Reed can score around the rim. He converted on nearly 70 percent of his shots in the restricted area. 91 of his 133 shots last season were from here, according to NBA.com. Reed is a hustle scorer. He dunks, gets tip ins and just tries to get his hands on the rock. He’s not a dude you’re drawing up plays for.

He’s a good rebounder, too, finishing with the second-highest rebound percentage on the Nets last season behind only Thomas Robinson (who has made an NBA living on rebounding).

All of this is to say Reed is a try hard. He’s going to bang bodies, jump and try like hell to get his hands on the ball. He has a knack for sliding into openings in the defense under the rim and getting open for dump-offs.

At 26 years old, it’ll be refreshing for the Heat to have young, willing and able legs to spell Whiteside.

What doesn’t he do well?

Reed is limited from outside of five feet. That 70 percent shooting percentage in the restricted area plummets to 37 percent in the non-restricted paint area. Anything beyond that and forget about it.

Opposing defenses will play off Reed, worrying only about boxing him out once the shot goes up.

If the Heat pair Reed up with any non-shooter, their spacing will collapse. That means very little playing time alongside Justise Winslow, James Johnson and Derrick Williams.

So the question becomes, who plays the 4 when Reed is in? This could be Josh McRoberts’ and/or Luke Babbitt’s time to shine.

Reed was an average defender for the Nets, but under Erik Spoelstra’s coaching should develop in that area.

How much will he play?

Whiteside averaged 29 minutes per game last season. Assuming he plays around the same amount, that leaves 18 to19 minutes to fill at center.

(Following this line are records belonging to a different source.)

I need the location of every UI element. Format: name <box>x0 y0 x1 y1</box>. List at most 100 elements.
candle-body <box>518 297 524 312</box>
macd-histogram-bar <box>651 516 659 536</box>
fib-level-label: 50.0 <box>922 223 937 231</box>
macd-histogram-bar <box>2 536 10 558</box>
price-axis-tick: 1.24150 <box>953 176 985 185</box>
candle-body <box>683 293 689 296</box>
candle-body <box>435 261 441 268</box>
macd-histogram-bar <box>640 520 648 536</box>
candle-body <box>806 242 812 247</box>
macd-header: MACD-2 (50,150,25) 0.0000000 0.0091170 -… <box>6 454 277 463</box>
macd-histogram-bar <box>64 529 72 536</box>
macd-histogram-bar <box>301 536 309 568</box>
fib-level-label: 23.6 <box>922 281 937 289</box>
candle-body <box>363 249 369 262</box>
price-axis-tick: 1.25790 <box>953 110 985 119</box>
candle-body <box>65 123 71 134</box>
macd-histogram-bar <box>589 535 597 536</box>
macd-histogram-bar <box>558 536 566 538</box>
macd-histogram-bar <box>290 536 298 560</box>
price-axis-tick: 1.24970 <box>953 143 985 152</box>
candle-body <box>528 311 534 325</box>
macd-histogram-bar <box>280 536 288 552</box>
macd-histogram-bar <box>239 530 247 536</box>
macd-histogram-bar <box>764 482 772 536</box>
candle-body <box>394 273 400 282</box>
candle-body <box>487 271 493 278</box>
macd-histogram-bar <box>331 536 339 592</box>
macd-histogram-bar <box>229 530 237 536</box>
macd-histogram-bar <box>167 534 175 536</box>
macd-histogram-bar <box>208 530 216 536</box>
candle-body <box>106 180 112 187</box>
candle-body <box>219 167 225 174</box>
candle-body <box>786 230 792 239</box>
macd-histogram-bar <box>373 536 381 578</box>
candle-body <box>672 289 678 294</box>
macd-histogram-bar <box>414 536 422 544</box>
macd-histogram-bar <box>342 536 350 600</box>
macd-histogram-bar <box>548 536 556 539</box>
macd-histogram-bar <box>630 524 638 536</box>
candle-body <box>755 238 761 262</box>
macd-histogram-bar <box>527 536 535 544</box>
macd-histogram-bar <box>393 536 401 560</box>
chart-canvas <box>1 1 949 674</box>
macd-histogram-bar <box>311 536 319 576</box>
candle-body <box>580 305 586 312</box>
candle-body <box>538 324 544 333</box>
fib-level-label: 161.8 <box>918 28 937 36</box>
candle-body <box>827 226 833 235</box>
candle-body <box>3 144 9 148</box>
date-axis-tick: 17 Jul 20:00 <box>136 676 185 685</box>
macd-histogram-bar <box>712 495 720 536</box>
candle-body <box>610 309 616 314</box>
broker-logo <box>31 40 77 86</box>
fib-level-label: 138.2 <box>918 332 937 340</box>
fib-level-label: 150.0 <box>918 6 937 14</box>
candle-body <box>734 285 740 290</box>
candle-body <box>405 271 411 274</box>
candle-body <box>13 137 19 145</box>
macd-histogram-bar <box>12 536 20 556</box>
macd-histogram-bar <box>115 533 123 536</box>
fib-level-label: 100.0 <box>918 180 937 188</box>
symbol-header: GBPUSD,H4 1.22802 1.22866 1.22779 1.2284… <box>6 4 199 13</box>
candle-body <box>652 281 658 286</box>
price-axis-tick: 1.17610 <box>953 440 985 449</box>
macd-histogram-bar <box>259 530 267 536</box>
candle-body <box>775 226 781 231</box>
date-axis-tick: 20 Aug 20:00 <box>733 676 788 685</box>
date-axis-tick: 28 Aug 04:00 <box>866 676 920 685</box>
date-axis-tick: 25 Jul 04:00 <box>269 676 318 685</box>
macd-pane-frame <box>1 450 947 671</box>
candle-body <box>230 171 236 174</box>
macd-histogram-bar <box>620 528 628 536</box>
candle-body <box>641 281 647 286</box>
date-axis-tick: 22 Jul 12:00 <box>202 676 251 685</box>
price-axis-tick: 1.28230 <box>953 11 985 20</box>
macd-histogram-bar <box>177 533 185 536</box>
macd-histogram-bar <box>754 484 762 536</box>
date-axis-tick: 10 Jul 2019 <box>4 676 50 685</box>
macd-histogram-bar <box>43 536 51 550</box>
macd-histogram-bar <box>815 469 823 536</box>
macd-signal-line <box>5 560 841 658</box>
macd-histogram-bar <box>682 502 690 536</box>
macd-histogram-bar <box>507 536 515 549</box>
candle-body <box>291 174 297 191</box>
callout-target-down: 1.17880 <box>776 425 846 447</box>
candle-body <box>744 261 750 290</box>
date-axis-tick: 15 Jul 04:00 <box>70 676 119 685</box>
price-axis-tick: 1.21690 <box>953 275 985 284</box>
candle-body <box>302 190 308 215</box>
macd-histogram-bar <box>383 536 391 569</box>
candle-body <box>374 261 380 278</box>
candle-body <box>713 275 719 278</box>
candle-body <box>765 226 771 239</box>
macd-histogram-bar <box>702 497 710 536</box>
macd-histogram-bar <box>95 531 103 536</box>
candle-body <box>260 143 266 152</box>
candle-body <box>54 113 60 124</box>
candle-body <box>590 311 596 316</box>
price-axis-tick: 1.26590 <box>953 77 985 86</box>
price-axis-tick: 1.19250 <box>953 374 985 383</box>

If Chris Bosh is available, he should command at least 10 of those minutes when the Heat go small. McRoberts and Winslow could also take a couple of minutes here and there at center, but I wouldn’t count on it.

So Reed could see about eight minutes per game. If Bosh isn’t available, that could easily double.


If Miami Heat fans are looking for a familiar comparison, Reed most resembles Chris Andersen. He has a knack for being around the ball, and could thrive on baseline dump offs. What made Andersen so effective in Miami was that he was often surrounded by four shooters, and made a living cleaning up their misses.

Reed is athletic, and can help move the ball along the perimeter with dribble handoffs and screen setting. Outside of that, he’ll have his eyes fixed on the backboard for most of the game, ready to clean things up where he can.